The National Basketball Association (NBA) league owners and the National Basketball Players Association (NBPA) are involved in a lockout for the second time in a 12-year period during the league’s 65-year history.
Fans hope the lockout is a short one, such as in 1995, when the action lasted three months or in 1996, when it lasted only a couple of ours. In contrast, the 1998-99 lockout lasted six months and six days, cutting a lengthy 82-game season to only 50 games.
Derek Fisher, a guard with the Los Angeles Lakers and president of the players association said, “Owners might think this is the best way to get what they want. We don’t agree.”
The lockout began July 1 and will continue until a new collective bargaining agreement (CBA) is worked out and agreed upon by both sides. League officials say 22 of 30 teams would lose money, if the current agreement remains intact. Owners also said they lost hundreds of millions of dollars every season of this last six-year CBA. Some sports websites believe that the financial situation will get more critical sometime around Labor Day, which is approximately a month and a half before the season normally launches.

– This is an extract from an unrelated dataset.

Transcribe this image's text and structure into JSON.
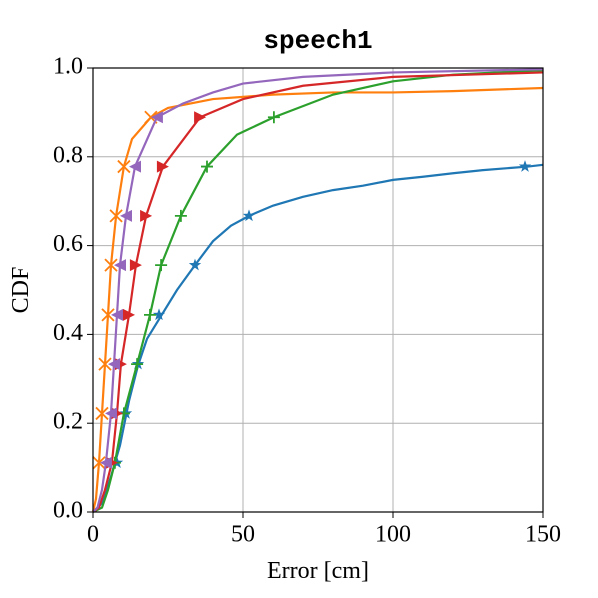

“I don’t think we’re closer. We have a huge philosophical divide,” NBA commissioner David Stern concluded earlier this month, after the two sides held a three-hour meeting without making any progress.
“The goal here has been to make the league profitable where all 30 teams can compete.”
Meanwhile, all teams are forbidden to make any contact with players right now. The annual summer league that is based in Las Vegas has been canceled, and the pre-season games for the NBA have not yet been scheduled in Europe.
“The problem is that there is such a gap in terms of numbers–where they are and where we are, and we just can’t find any way to bridge that gap,” said National Basketball Player’s Association (NBPA) chief director Billy Hunter.
While many people speculate about the economic impact the lockout will have on Los Angeles if it continues a long period of time, Stanford Proferssor Roger Nolls, says that studies of past actions found that there is almost no impact on the cities where the sports teams are located.
Noll, who is co-director of the Program on Regulatory Policy at Stanford, said the reason why is that the money spent on the games comes primarily from local residents, who used discretionary income to purchase tickets. In the event of a lockout, strike or other labor action, they simply spend their money going to other places such as restaurants and movies.
In fact, the economics professor noted employment actually goes up somewhat, because more people may need to be hired to accommodate increased traffic to local businesses.